Inscription
Douglas began as two communities separated by present-day Center Street. Jonathan Wade platted Dudleyville, named for his brother Dudley Wade, on the south side of “Centre” in 1860. In 1861, William F. Dutcher platted the town of Douglas on the north side of Centre. Dutcher named it for his hometown on the Isle of Man in the Irish Sea. The original plat consisted of the area bounded by Union, Chestnut, Water, and Centre Streets. The two towns were incorporated as the village of Douglas in 1870. Dutcher’s son Thomas, a prosperous lumber mill owner, built a three-story commercial and residential structure downtown around 1867. The building, the town’s first Masonic hall, burned in 1870.
[Back]: Masons from Douglas, Fennville, and Saugatuck chartered Dutcher Lodge No. 193 on January 10, 1867. From 1867 to 1870 they held meetings in a building owned by Worshipful Master Thomas Dutcher. In 1875 the western portion of this building was constructed on land cleared of a cemetery.

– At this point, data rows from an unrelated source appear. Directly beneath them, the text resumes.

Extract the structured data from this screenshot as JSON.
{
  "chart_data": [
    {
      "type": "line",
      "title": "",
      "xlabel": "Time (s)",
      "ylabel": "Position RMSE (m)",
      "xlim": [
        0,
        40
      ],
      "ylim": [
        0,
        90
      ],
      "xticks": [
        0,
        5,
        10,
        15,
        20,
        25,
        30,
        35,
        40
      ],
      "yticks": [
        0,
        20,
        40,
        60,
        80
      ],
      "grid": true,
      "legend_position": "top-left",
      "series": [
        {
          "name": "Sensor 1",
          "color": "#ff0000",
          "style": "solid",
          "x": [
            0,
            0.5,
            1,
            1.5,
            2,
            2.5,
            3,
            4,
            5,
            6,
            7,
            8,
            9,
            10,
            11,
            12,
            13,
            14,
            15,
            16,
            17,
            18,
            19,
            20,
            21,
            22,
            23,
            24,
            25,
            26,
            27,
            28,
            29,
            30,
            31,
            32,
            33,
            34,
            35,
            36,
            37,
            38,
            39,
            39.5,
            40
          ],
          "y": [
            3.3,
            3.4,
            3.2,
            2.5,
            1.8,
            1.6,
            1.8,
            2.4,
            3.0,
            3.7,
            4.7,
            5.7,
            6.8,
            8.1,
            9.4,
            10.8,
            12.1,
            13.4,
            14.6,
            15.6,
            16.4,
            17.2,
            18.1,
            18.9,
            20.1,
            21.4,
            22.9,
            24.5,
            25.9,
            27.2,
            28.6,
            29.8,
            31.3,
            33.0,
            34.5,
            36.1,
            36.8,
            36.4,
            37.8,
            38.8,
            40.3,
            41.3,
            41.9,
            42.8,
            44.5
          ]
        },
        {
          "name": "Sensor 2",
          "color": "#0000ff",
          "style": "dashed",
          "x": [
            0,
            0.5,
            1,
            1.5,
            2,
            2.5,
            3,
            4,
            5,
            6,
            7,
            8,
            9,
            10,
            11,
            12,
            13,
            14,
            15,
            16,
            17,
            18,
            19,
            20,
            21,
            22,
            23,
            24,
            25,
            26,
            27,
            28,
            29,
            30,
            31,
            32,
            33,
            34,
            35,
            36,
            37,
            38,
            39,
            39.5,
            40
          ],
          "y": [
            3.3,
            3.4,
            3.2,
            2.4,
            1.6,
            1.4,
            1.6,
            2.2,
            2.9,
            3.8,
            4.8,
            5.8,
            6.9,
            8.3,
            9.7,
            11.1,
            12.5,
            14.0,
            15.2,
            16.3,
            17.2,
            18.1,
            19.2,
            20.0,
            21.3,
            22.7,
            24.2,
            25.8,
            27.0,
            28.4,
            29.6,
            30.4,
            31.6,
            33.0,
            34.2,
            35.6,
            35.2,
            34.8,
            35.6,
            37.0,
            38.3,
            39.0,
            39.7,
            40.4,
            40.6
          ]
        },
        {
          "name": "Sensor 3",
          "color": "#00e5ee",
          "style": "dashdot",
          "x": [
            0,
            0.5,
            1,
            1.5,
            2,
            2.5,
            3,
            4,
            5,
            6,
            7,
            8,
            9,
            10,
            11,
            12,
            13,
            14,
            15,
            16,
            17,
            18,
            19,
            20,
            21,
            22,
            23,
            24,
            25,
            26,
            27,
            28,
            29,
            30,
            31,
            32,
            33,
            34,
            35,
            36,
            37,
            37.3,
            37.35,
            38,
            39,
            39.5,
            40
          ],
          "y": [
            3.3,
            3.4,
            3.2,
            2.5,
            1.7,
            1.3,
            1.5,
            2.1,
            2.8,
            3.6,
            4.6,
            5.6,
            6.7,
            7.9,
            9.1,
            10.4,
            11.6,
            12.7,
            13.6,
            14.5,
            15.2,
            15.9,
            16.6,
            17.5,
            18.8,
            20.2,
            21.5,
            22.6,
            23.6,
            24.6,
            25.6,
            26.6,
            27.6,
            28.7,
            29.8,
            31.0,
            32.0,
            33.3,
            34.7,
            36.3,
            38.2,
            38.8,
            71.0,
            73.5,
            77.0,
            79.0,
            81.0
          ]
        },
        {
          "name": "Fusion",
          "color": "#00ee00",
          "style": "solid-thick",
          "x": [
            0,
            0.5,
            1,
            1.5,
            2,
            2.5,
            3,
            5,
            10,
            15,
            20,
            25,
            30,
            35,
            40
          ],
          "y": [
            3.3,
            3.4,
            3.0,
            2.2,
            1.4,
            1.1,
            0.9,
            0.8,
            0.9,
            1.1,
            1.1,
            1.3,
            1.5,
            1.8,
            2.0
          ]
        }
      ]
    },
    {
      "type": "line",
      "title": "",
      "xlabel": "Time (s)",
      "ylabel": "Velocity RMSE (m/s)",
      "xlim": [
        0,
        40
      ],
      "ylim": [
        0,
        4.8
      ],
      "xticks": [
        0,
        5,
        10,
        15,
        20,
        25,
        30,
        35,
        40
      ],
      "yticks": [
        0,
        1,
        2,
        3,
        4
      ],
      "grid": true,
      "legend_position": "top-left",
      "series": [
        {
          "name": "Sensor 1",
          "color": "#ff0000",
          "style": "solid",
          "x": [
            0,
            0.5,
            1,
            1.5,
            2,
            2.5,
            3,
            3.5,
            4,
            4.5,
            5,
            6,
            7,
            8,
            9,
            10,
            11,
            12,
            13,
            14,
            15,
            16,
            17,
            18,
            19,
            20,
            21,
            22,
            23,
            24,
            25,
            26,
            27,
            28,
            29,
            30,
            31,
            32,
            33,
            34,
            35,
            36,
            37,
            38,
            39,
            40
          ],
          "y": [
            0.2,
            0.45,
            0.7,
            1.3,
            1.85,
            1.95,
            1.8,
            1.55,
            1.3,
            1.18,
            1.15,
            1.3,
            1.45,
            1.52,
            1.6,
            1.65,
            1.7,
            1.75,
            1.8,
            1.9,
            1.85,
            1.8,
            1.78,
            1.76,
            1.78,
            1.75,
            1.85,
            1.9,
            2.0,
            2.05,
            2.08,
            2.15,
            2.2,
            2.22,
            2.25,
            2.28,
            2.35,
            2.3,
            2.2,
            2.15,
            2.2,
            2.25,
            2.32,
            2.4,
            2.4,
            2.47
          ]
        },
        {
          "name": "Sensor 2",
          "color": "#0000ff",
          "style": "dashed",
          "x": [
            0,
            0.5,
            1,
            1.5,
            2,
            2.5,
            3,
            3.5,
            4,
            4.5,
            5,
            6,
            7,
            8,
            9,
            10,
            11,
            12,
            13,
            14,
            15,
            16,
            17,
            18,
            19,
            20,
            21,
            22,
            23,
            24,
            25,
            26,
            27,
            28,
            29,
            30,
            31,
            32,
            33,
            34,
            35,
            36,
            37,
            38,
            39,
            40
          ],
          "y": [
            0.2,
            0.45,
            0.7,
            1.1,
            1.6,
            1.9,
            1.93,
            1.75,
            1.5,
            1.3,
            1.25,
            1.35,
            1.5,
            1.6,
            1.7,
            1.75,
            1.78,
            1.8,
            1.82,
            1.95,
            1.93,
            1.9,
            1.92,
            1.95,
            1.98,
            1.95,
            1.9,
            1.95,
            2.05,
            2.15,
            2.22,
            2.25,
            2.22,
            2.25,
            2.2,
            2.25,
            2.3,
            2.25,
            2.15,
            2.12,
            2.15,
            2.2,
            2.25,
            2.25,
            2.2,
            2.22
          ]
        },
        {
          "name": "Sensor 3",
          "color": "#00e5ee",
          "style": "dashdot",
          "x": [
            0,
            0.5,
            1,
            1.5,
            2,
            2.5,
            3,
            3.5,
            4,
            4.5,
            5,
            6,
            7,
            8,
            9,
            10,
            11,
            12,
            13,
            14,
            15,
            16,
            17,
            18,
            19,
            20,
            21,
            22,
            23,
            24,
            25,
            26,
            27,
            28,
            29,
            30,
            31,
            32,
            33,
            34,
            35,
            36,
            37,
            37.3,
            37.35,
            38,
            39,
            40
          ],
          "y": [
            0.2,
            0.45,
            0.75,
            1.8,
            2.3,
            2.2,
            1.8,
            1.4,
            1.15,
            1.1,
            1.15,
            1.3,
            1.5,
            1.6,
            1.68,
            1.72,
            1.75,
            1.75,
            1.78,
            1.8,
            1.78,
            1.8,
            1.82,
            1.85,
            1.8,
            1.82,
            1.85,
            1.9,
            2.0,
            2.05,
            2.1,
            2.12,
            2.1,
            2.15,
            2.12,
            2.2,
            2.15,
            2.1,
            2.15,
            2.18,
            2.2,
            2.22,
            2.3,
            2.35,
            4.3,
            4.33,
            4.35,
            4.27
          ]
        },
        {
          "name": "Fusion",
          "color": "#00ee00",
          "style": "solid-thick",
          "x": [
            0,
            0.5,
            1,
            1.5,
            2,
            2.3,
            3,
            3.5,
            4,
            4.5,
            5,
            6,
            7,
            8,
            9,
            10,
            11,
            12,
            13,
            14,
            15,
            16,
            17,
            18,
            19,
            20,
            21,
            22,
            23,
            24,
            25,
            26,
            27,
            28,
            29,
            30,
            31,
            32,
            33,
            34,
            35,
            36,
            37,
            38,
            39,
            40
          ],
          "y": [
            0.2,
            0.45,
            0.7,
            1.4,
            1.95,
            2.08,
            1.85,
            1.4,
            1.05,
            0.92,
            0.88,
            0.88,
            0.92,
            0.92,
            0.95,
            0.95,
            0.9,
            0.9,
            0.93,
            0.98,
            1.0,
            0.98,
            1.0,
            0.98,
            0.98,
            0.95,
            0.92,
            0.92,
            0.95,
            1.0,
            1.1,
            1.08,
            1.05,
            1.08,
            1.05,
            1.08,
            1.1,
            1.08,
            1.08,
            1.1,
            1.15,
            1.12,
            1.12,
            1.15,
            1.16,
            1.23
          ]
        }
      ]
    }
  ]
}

Lodge members used the second floor, leaving the first floor available for government and civic meetings. The building was doubled in size with the construction of the eastern half in 1902. That section became known as the village hall. Douglas’s fire truck was parked in the lower level until 1969. Dutcher Lodge is a rare example of a Masonic lodge still in use a century after its construction.